Und noch ein Detail macht stutzig: Der VBI beruft sich in mehreren entscheidenden Passagen seiner Stellungnahme auf einen Aufsatz des Juristen Jan Hecker zur Auskunftspflicht von Bundesbehörden auf der Grundlage von Landespressegesetzen. Hecker bezieht da klar Stellung: Bundesbehörden können nicht von Landesgesetzen zur Auskunft verdonnert werden.

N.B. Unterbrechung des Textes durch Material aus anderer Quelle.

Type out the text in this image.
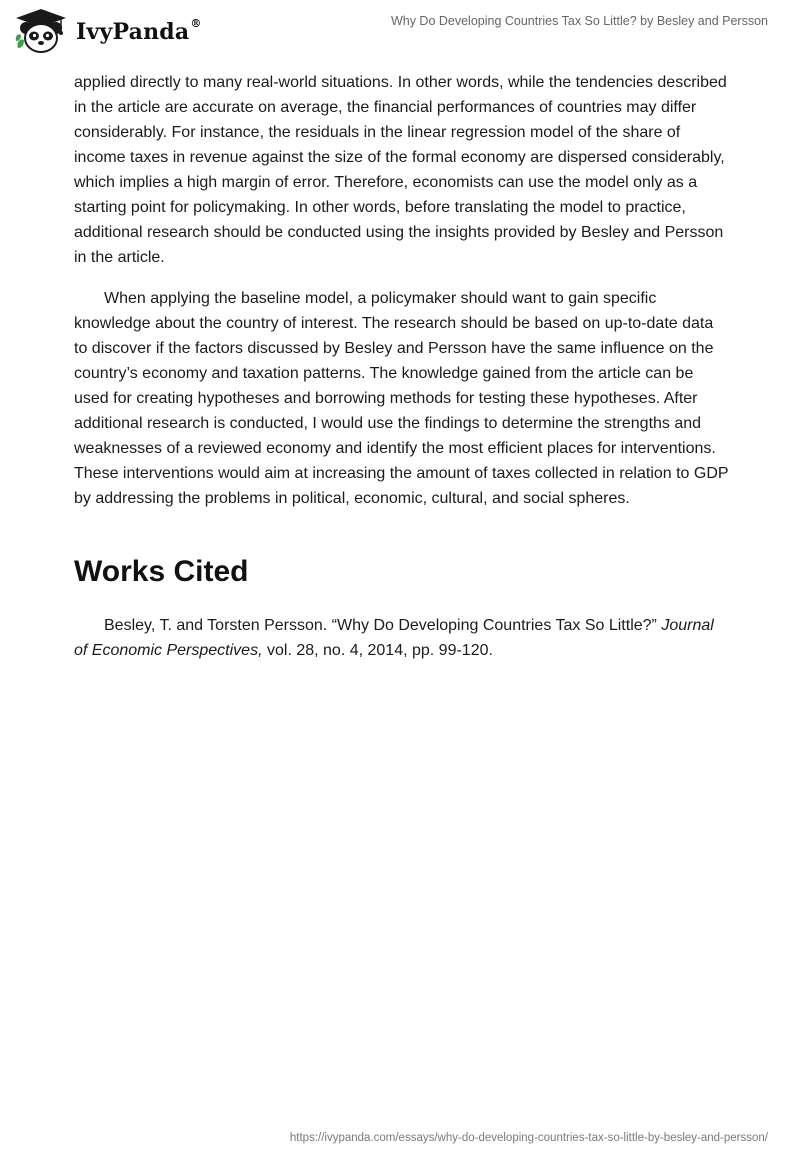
IvyPanda®	Why Do Developing Countries Tax So Little? by Besley and Persson

applied directly to many real-world situations. In other words, while the tendencies described in the article are accurate on average, the financial performances of countries may differ considerably. For instance, the residuals in the linear regression model of the share of income taxes in revenue against the size of the formal economy are dispersed considerably, which implies a high margin of error. Therefore, economists can use the model only as a starting point for policymaking. In other words, before translating the model to practice, additional research should be conducted using the insights provided by Besley and Persson in the article.

When applying the baseline model, a policymaker should want to gain specific knowledge about the country of interest. The research should be based on up-to-date data to discover if the factors discussed by Besley and Persson have the same influence on the country’s economy and taxation patterns. The knowledge gained from the article can be used for creating hypotheses and borrowing methods for testing these hypotheses. After additional research is conducted, I would use the findings to determine the strengths and weaknesses of a reviewed economy and identify the most efficient places for interventions. These interventions would aim at increasing the amount of taxes collected in relation to GDP by addressing the problems in political, economic, cultural, and social spheres.

Works Cited

Besley, T. and Torsten Persson. “Why Do Developing Countries Tax So Little?” Journal of Economic Perspectives, vol. 28, no. 4, 2014, pp. 99-120.

https://ivypanda.com/essays/why-do-developing-countries-tax-so-little-by-besley-and-persson/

Geschrieben hat Hecker seinen Aufsatz 2006 für die juristische Fachzeitschrift "Deutsches Verwaltungsblatt". Da war er noch Beamter im Bundesinnenministerium. Heute ist er Richter. Und zwar im 6. Senat des Bundesverwaltungsgerichtes Leipzig. Jenem Gremium also, das die Sache jetzt zu entscheiden hat.

Am 20. Februar wird der Fall in Leipzig weiterverhandelt. Wann ein Urteil gefällt wird ist noch nicht klar.

Linktipps zum Thema:

  • Die Zeit: Schränkt der deutsche Staat die Pressefreiheit ein?
  • Tagesspiegel: Bleibende Fragen

*Wir hatten an dieser Stelle zunächst den BND versehentlich dem Innenministerium zugeordnet. Wir haben den Fehler inzwischen korrigiert.

Update (13 Uhr): Der Deutsche Journalisten-Verband hat sich inzwischen auch zu Wort gemeldet: "Der Bundesinnenminister muss seine Haltung korrigieren", forderte der Bundesvorsitzende Michael Konken. Diese basiere auf einer eigenwilligen Auslegung der Gesetzeslage zur Auskunftspflicht. "Es wäre völlig inakzeptabel, wenn es künftig vom Gutdünken einer Bundesbehörde abhängt, ob und wann welche Journalisten Auskunft von Bundesbehörden bekommen", heißt es in einer Stellungnahme.